Saint-Simon | Sel qui coulait de source

goût de Saint-Simon, 1702


Depuis combien d’années je lis régulièrement le soir un peu de Saint-Simon ? Cette année, remplacé les Pléiade par le lecteur Sony, j’extrais du gros fichier global (20 Mo...) une année après l’autre, et les exporte en PDF 250/280 pages avec mise en page toujours la même (et du coup, via l’interface tactile de la Sony, je corrige les quelques coquilles de ce Saint-Simon en accès libre). Hier soir, continuant 1702, d’un seul coup une de ces glissades sur personnage comme il les pratique. Ça doit sembler exotique à qui n’a pas pris le goût des Mémoires.
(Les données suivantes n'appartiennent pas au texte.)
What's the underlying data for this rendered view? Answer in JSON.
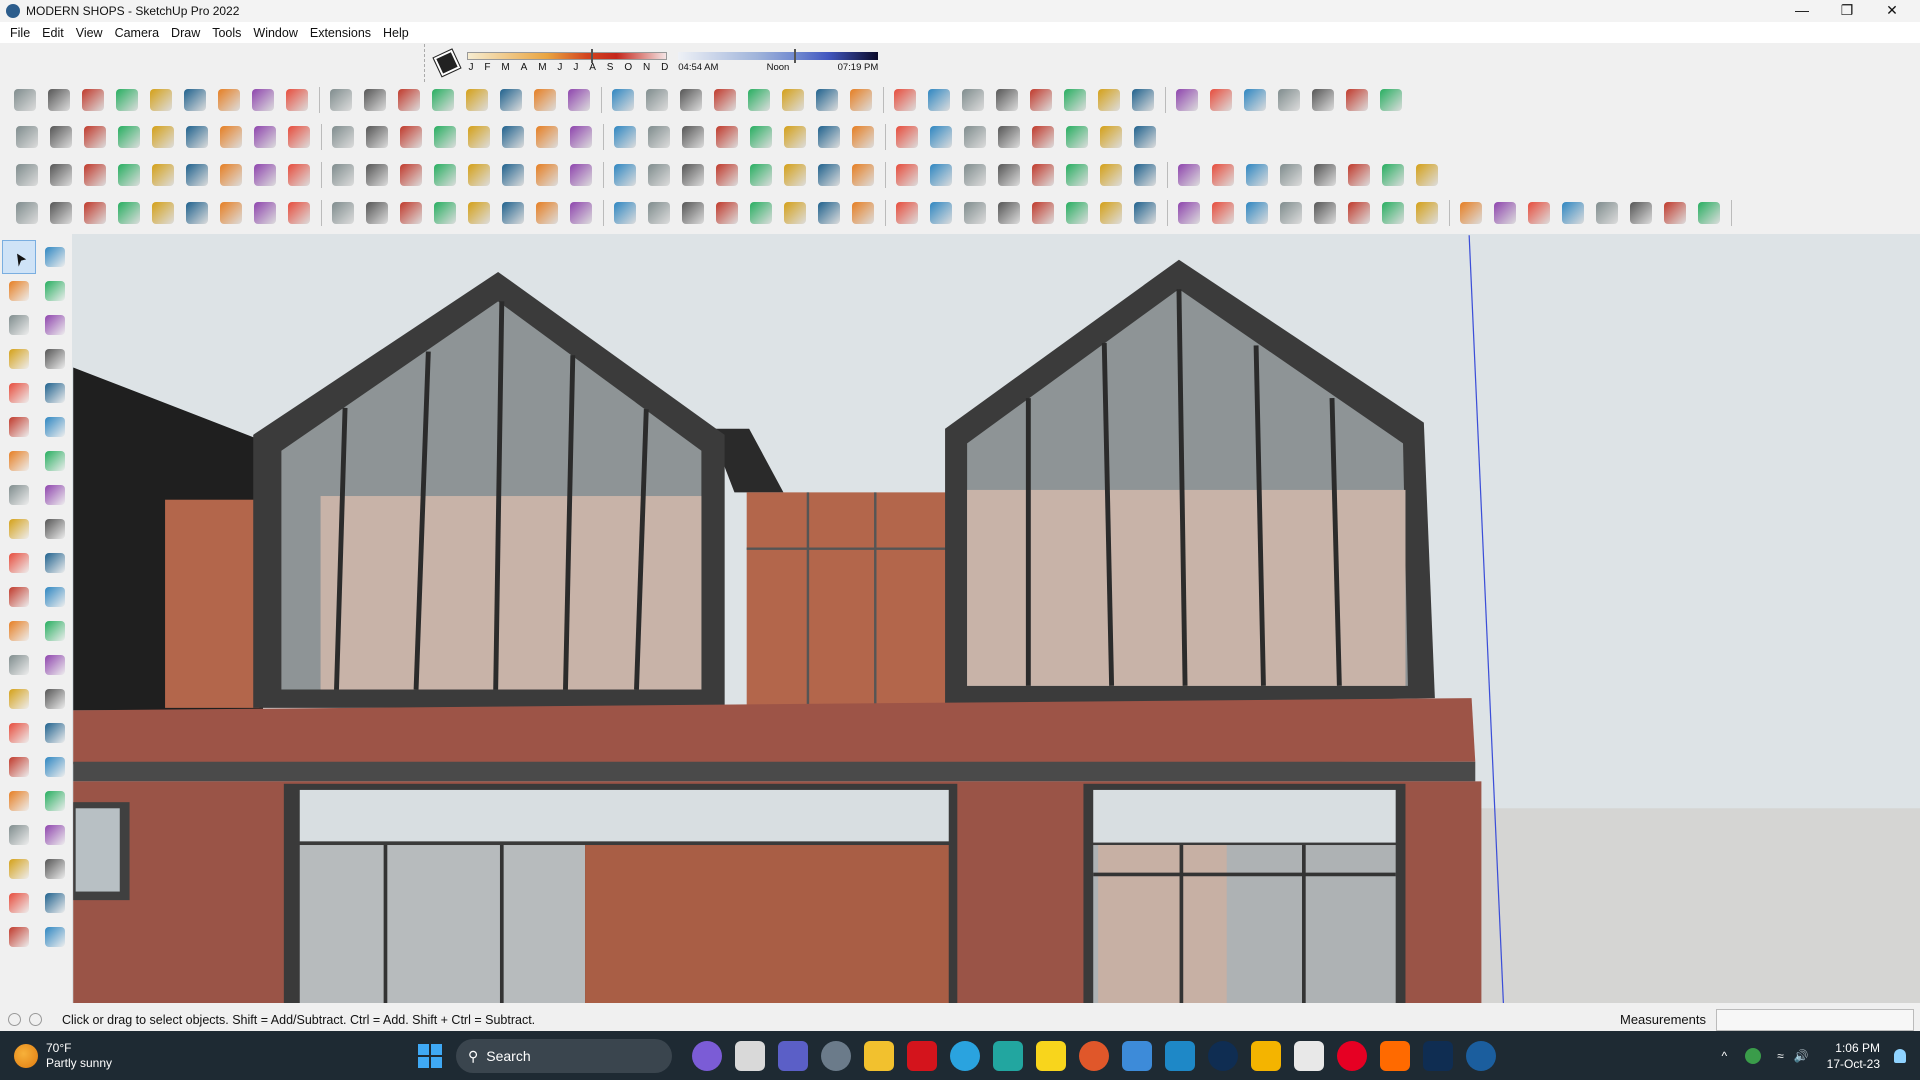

Ici, il y a dans le même niveau de texte la façon de parler et les usages de parole, il y a le visage et ce principe dont Nietzsche plus tard fera axiome (voir ouverture de La philosophie au temps tragique des Grecs – merci Milad Doueïhi) : « avec 3 anecdotes je prétends reconstruire un personnage tout entier ». Et ce grand art du verbe, quand il repousse à l’écart les autres fonctions de la phrase, sujet ou compléments, posant donc la relation première... Photo : foreuse, Toronto (« Comme nous les aimons ces lourds matériaux que la phrase de Flaubert soulève et laisse retomber avec le bruit intermittent d’un excavateur » – chez Marcel Proust, mais si c’était ça aussi l’héritage du duc ?).

 

En même temps Madame fit un changement chez elle, dans lequel le roi entra, et qui se régla chez elle à Marly, dans une visite que le roi lui rendit un matin en revenant de la messe. Elle congédia ses filles d’honneur avec leur gouvernante en leur donnant des pensions, et prit auprès d’elle, mais sans titre ni nom, la maréchale de Clérembault et la comtesse de Beuvron, qu’elle avait toujours fort aimées, mais sur lesquelles Monsieur, qui les haïssait, l’avait toujours fort contrainte. Toutes deux étaient veuves, la comtesse de Beuvron pauvre, et toutes deux n’avaient rien de mieux à faire. Elle leur donna quatre mille livres de pension à chacune. Le roi leur donna un logement à Versailles ; elles suivirent Madame partout, et furent, sans demander, de tous les voyages de Marly.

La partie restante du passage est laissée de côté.